Tim Stone emails: How much damage has been done to America's reputation by this camp?
Jonathan answers: Obama thinks it's damaged US reputation - hence his promise to close it down. So far US Congress has blocked Gitmo closures.
Nick Atkinson emails: Why is this detention facility still open?
Jonathan answers: US Congress has blocked moves to close it. Polls suggest most Americans would rather they were in Gitmo than moved to US.
Kat Devlin emails: Are detainees aware that many people in US are disgusted with the government and want the prison closed?
Jonathan answers: Prisoners aware that Obama promised to close it, some see the current hunger strike as an effort to speed up that process.
Dinka Aliap Chawul asks on Facebook: What will America do with detainees if the bay is closed?
Jonathan answers: Obama has suggested transferring some detainees to be tried in US Federal courts, but so far that's been resisted.
Jeremiah La Plante emails: How does the military's force-feeding programme work exactly?
Jonathan answers: Prisoners who refuse 9 successive meals or whose body weight drops a lot are offered a formula.
Jonathan continues: If they refuse, a tube is inserted through their nose into their stomach while being restrained.
Question from @PerryMHewitt: If it closes, what will happen to the land? Presumably a return to Cuba is out of the question?

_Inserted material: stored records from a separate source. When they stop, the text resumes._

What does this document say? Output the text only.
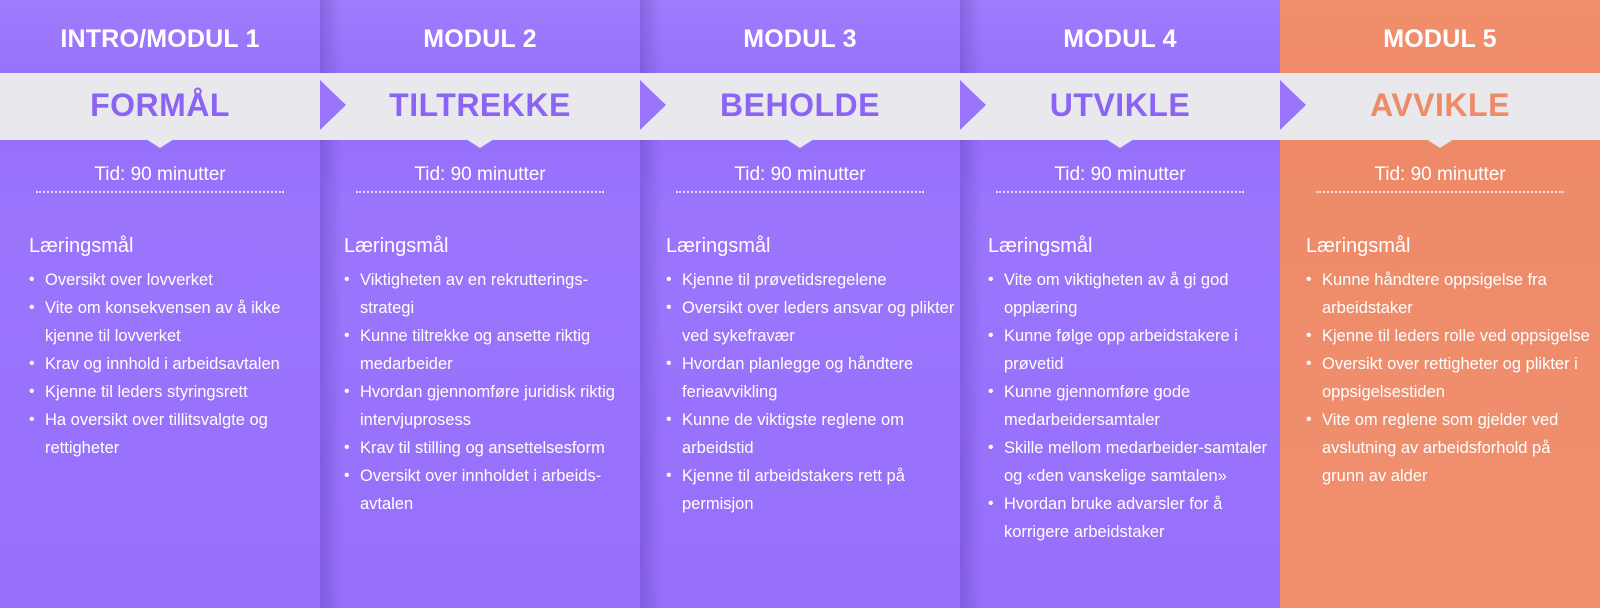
INTRO/MODUL 1
FORMÅL
Tid: 90 minutter
Læringsmål
• Oversikt over lovverket
• Vite om konsekvensen av å ikke kjenne til lovverket
• Krav og innhold i arbeidsavtalen
• Kjenne til leders styringsrett
• Ha oversikt over tillitsvalgte og rettigheter
MODUL 2
TILTREKKE
Tid: 90 minutter
Læringsmål
• Viktigheten av en rekrutterings-strategi
• Kunne tiltrekke og ansette riktig medarbeider
• Hvordan gjennomføre juridisk riktig intervjuprosess
• Krav til stilling og ansettelsesform
• Oversikt over innholdet i arbeids-avtalen
MODUL 3
BEHOLDE
Tid: 90 minutter
Læringsmål
• Kjenne til prøvetidsregelene
• Oversikt over leders ansvar og plikter ved sykefravær
• Hvordan planlegge og håndtere ferieavvikling
• Kunne de viktigste reglene om arbeidstid
• Kjenne til arbeidstakers rett på permisjon
MODUL 4
UTVIKLE
Tid: 90 minutter
Læringsmål
• Vite om viktigheten av å gi god opplæring
• Kunne følge opp arbeidstakere i prøvetid
• Kunne gjennomføre gode medarbeidersamtaler
• Skille mellom medarbeider-samtaler og «den vanskelige samtalen»
• Hvordan bruke advarsler for å korrigere arbeidstaker
MODUL 5
AVVIKLE
Tid: 90 minutter
Læringsmål
• Kunne håndtere oppsigelse fra arbeidstaker
• Kjenne til leders rolle ved oppsigelse
• Oversikt over rettigheter og plikter i oppsigelsestiden
• Vite om reglene som gjelder ved avslutning av arbeidsforhold på grunn av alder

Jonathan answers: Yes. US Navy still wants to retain the base as a deep water port in the Caribbean.
Jack Wedgwood emails: How do the guards feel about the prisoners' hunger strike?
Jonathan answers: Guards say they're just doing their job. Some say they've been abused and attacked by prisoners.
Jonathan continues: Other guards think it's a stunt to speed up the closure. Medical staff are frustrated that some prisoner refuse their help.
Question from @eveedream: Are there any dogs on site and if so how are they used?
Jonathan answers I've seen plenty of banana rats and iguanas but no dogs.